Transformer model for language understanding with another Dataset

PK2021 · October 3, 2021, 1:53pm

Hello all!

I have been reading the official guide here (Modelo de transformador para compreensão da linguagem | Text | TensorFlow) to try and recreate the Vanilla Transformer in Tensorflow. I notice the dataset used is quite specific, and at the end of the guide, it says to try with a different dataset.

But that is where I have been stuck for a long time! I am trying to use the WMT14 dataset (as used in the original paper, Vaswani et. al.) here: wmt14_translate | TensorFlow Datasets.

I have also tried Multi30k and IWSLT dataset from spacy, but are there any guides on how I can fit the dataset to what the model requires? Specifically, to tokenize it. The official TF guide uses a pretrained tokenizer, which is specific to the PR-EN dataset given.

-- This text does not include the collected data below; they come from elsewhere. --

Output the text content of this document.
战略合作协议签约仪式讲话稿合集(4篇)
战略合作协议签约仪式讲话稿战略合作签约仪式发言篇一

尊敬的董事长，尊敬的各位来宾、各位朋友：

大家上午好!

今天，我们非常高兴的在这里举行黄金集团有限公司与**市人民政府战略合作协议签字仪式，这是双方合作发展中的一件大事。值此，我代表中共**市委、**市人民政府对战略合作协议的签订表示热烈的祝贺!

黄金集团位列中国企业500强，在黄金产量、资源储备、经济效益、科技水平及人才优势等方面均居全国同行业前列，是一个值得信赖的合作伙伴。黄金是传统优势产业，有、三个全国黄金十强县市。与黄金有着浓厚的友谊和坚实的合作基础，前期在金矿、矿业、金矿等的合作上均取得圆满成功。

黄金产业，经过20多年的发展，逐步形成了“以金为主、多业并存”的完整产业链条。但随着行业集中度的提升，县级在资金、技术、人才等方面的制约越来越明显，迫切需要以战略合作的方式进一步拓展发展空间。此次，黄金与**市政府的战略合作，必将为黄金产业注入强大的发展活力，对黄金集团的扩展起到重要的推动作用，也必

model_name = "ted_hrlr_translate_pt_en_converter"

I am wondering, how I can use the TF (bert) tokenizer to tokenize the Spacy dataset? I have the code for PyTorch, unfortunately I do not know how to adapt it for Tensorflow. Any help would be greatly appreciated!

 import spacy
    spacy_de = spacy.load('de')
    spacy_en = spacy.load('en')

    def tokenize_de(text):
        return [tok.text for tok in spacy_de.tokenizer(text)]

    def tokenize_en(text):
        return [tok.text for tok in spacy_en.tokenizer(text)]

    BOS_WORD = '<s>'
    EOS_WORD = '</s>'
    BLANK_WORD = "<blank>"
    SRC = data.Field(tokenize=tokenize_de, pad_token=BLANK_WORD)
    TGT = data.Field(tokenize=tokenize_en, init_token = BOS_WORD, 
                     eos_token = EOS_WORD, pad_token=BLANK_WORD)

    MAX_LEN = 100
    train, val, test = datasets.IWSLT.splits(
        exts=('.de', '.en'), fields=(SRC, TGT), 
        filter_pred=lambda x: len(vars(x)['src']) <= MAX_LEN and 
            len(vars(x)['trg']) <= MAX_LEN)
    MIN_FREQ = 2
    SRC.build_vocab(train.src, min_freq=MIN_FREQ)
    TGT.build_vocab(train.trg, min_freq=MIN_FREQ)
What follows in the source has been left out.